VA Palo Alto Health Care System, Menlo Park, CA, USA.
Stanford University School of Medicine, Stanford, CA, USA.
Med Care Res Rev. 2022 Oct;79(5):676-686. doi: 10.1177/10775587211062403. Epub 2021 Dec 14.
This article examines the relative merit of augmenting an electronic health record (EHR)-derived predictive model of institutional long-term care (LTC) use with patient-reported measures not commonly found in EHRs. We used survey and administrative data from 3,478 high-risk Veterans aged ≥65 in the U.S. Department of Veterans Affairs, comparing a model based on a Veterans Health Administration (VA) geriatrics dashboard, a model with additional EHR-derived variables, and a model that added survey-based measures (i.e., activities of daily living [ADL] limitations, social support, and finances). Model performance was assessed via Akaike information criteria, C-statistics, sensitivity, and specificity. Age, a dementia diagnosis, Nosos risk score, social support, and ADL limitations were consistent predictors of institutional LTC use. Survey-based variables significantly improved model performance. Although demographic and clinical characteristics found in many EHRs are predictive of institutional LTC, patient-reported function and partnership status improve identification of patients who may benefit from home- and community-based services.
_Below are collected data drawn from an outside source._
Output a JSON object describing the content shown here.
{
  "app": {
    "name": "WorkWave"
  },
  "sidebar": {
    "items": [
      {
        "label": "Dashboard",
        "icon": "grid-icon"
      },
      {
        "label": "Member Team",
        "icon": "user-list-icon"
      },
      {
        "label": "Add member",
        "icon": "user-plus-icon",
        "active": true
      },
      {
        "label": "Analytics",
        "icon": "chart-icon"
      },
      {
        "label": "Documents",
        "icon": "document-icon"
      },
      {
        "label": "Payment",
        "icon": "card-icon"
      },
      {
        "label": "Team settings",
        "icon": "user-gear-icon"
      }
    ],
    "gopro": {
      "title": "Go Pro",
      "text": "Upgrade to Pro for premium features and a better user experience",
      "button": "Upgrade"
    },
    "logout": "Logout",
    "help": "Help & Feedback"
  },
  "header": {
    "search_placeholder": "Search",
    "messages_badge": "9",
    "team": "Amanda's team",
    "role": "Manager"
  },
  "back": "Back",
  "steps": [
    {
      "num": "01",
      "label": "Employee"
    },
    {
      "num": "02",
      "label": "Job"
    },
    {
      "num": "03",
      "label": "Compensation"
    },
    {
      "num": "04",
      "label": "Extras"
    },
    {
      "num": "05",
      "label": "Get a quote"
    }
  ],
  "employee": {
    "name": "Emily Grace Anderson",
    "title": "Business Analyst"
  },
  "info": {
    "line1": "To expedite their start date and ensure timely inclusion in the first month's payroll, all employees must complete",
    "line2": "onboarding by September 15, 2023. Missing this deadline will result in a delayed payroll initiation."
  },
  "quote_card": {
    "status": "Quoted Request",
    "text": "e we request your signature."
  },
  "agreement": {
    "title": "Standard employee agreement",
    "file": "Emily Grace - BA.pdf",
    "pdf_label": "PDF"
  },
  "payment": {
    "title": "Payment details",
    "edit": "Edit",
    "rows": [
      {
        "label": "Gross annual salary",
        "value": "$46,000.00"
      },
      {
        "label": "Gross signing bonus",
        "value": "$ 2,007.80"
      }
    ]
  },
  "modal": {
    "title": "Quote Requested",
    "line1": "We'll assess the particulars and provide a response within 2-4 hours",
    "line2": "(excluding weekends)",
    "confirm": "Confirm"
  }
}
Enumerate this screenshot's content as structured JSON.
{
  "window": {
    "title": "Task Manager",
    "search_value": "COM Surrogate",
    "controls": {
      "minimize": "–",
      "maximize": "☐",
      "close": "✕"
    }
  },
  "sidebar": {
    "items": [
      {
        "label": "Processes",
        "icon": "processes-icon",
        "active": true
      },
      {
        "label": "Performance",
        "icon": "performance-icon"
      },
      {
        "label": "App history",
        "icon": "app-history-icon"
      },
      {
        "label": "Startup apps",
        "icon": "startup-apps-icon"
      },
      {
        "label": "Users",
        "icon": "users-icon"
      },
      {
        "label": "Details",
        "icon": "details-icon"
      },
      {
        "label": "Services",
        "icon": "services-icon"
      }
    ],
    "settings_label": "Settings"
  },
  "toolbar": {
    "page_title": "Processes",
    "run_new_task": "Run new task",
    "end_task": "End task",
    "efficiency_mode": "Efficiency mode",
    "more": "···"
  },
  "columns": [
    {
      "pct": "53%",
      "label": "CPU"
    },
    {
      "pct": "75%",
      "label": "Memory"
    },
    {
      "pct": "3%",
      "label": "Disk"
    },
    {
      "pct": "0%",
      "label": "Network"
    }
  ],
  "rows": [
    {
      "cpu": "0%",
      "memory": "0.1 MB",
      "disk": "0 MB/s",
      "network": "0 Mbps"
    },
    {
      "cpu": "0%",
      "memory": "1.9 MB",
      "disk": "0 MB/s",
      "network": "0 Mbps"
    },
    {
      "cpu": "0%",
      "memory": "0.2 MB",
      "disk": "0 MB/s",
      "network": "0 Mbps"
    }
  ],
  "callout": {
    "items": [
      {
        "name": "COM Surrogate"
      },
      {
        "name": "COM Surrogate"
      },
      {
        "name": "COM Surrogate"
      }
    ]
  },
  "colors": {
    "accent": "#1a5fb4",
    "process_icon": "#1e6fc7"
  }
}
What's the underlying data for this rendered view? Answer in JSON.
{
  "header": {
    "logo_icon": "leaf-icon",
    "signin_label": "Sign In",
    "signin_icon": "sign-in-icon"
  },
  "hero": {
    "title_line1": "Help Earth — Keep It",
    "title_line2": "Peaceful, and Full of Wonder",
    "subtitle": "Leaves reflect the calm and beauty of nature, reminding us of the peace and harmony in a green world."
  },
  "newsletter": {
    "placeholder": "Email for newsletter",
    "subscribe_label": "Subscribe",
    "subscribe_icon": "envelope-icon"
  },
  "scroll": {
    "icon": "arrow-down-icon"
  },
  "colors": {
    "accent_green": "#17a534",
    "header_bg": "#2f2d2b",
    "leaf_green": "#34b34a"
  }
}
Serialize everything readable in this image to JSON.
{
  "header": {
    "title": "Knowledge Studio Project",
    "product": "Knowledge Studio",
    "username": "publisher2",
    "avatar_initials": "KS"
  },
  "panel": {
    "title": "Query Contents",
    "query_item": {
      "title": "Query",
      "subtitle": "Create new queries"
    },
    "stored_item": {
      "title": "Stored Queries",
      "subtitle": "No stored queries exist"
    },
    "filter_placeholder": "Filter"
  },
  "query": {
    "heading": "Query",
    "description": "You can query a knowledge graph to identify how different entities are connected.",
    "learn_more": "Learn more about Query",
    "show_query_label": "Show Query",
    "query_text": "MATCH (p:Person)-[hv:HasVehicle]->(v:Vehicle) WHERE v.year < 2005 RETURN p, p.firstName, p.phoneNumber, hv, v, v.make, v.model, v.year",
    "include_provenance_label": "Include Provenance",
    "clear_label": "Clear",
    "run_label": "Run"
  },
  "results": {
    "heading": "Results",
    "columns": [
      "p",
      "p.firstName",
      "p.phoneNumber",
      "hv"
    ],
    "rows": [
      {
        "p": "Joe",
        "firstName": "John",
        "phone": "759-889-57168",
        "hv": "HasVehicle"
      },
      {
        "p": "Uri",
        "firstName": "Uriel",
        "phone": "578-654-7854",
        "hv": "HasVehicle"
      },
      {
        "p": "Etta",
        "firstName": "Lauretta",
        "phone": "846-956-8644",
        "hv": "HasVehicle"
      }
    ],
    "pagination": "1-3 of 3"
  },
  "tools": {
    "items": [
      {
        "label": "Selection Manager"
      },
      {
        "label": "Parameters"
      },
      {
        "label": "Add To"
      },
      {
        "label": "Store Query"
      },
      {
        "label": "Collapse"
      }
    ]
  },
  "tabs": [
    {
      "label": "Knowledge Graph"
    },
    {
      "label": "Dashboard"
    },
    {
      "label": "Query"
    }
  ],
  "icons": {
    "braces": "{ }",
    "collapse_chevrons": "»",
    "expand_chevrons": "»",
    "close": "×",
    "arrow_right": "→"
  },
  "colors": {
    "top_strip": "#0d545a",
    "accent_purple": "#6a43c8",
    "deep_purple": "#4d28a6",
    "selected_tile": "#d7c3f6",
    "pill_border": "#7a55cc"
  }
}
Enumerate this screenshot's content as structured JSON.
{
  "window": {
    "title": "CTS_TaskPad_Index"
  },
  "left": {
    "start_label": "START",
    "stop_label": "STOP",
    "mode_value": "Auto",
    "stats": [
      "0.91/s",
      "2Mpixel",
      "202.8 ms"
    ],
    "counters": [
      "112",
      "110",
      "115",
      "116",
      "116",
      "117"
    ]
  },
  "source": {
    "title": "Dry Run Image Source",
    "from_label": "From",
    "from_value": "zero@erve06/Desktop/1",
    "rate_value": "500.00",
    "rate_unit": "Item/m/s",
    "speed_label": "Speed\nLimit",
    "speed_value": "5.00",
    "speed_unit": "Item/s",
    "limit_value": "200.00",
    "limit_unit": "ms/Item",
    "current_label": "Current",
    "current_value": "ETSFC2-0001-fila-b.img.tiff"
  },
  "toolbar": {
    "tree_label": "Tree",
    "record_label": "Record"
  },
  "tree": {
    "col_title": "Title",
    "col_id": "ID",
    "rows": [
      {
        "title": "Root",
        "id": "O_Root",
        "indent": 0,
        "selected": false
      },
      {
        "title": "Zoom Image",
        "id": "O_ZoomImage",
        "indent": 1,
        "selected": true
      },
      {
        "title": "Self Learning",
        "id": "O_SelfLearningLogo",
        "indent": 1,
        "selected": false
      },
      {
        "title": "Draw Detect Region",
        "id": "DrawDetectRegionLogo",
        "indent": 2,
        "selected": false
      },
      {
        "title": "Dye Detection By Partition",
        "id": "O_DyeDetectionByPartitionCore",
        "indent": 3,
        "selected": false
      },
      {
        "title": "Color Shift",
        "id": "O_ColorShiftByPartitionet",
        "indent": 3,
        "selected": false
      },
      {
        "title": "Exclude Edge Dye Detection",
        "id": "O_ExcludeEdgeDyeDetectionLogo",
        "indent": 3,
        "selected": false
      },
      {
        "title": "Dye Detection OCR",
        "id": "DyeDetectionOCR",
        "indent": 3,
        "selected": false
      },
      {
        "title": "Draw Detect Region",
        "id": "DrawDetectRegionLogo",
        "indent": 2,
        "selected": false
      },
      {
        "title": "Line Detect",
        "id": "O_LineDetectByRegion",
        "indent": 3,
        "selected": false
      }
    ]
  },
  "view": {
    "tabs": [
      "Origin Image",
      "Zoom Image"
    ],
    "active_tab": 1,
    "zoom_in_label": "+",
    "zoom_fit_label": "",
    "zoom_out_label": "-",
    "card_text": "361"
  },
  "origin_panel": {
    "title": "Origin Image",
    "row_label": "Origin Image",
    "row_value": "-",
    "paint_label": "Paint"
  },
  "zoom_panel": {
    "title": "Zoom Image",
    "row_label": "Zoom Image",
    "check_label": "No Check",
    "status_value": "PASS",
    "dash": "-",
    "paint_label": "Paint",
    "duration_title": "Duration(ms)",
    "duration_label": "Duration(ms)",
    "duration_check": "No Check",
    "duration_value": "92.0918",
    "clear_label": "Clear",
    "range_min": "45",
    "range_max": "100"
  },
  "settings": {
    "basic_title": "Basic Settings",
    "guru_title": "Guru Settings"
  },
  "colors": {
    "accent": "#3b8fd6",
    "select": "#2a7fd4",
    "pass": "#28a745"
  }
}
本文探讨了在电子健康记录 (EHR) 中常见的预测模型中增加患者报告的测量指标,以提高机构长期护理 (LTC) 使用预测模型的相对优势。我们使用了美国退伍军人事务部 3478 名≥65 岁高风险退伍军人的调查和管理数据,比较了基于退伍军人健康管理局 (VA) 老年医学仪表板的模型、具有额外 EHR 衍生变量的模型和添加基于调查的测量指标的模型(即日常生活活动 [ADL] 受限、社会支持和财务状况)。通过赤池信息量准则、C 统计量、敏感性和特异性评估模型性能。年龄、痴呆诊断、NOSOS 风险评分、社会支持和 ADL 限制是机构 LTC 使用的一致预测因素。基于调查的变量显著提高了模型性能。尽管许多 EHR 中发现的人口统计学和临床特征可以预测机构 LTC,但患者报告的功能和伙伴关系状况可提高识别可能受益于家庭和社区服务的患者的能力。